Sen. Deb Fischer, R-Neb., said the projects will have “a huge impact on Papillion, Lincoln and on the entire state.”
“As we all know, these data centers are extremely critical to the internet and cloud services that power our economy,” Fischer said. “And our state offers the critical resources that are necessary to support that innovation.”
Nebraska has a great workforce, excellent university system, resources, land and water needed to support the centers, she said.
The centers create good technology jobs, and Nebraska has the workforce to fill them, she said.
Rep. Mike Flood, R-Neb., said the expansion will “create good jobs that connect Nebraskans to the rest of the world.”
Flood, who represents Lincoln and much of eastern Nebraska, joked that Google should sprinkle some more data centers around his district.
“Since you’re handing out these data centers like candy, I would like one in Fremont, Columbus and Norfolk,” he said. “Once that happens, we have the trifecta.”
Data centers support all the digital services that people use each day, like Gmail, YouTube, search and cloud storage.
The growing use of the cloud, plus the advancement and innovation in artificial intelligence, are driving the need for Google to ramp up its infrastructure, Hopkins said.
“We’re the fastest-growing cloud provider so we’ve got to be able to meet that demand,” she said.
Tuesday’s announcement came at a press conference at Google’s Papillion data center at 14865 Gold Coast Road, just west of Nebraska Highway 50.
The new Lincoln data center will be on the northwest corner of Interstate 80 and U.S. Highway 77, or 56th Street, on the northeast edge of Lincoln.
Google, through a subsidiary, paid about $18.6 million for about 600 acres of land at the site.
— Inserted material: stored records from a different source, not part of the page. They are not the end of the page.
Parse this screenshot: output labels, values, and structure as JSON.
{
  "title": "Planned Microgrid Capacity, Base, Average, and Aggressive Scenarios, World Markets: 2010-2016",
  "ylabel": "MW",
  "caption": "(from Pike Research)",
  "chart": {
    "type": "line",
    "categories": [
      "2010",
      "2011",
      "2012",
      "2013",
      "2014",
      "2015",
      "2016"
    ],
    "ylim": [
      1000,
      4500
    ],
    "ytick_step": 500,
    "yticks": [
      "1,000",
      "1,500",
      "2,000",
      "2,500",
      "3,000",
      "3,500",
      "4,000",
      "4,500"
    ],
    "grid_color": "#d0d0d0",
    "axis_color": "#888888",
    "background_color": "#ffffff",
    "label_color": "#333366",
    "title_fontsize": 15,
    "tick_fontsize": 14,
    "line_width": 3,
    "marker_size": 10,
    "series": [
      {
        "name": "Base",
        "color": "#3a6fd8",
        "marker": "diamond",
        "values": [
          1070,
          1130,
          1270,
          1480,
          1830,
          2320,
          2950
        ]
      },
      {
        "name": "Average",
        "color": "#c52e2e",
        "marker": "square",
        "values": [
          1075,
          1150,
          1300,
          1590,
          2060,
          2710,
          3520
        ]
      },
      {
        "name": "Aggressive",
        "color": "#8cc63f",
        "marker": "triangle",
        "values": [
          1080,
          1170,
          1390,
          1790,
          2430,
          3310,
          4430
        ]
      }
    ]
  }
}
Another subsidiary applied for $600 million in state tax incentives in 2020.
The Papillion expansion will add to the considerable growth of data centers in the Omaha-Council Bluffs metro area. According to Dgtl Infra, the area already has at least 20 data centers from a dozen different providers.
Overall, global internet usage has grown 20-fold since 2010. And lifestyle changes since the pandemic, with the rise of working from home and more online shopping, have only helped to further drive the demand for data centers. The rise of artificial intelligence has become another recent driver.
Data centers gobble up incredible amounts of power — for big ones, as much as a small city. And the Omaha area’s data center growth is leading what’s believed to be the largest spike in demand for electricity in the Omaha Public Power District’s 77-year history.
To meet that growth, Omaha’s public customer-owned electric utility last week approved a $2 billion plan to nearly double its generating capacity over the next decade.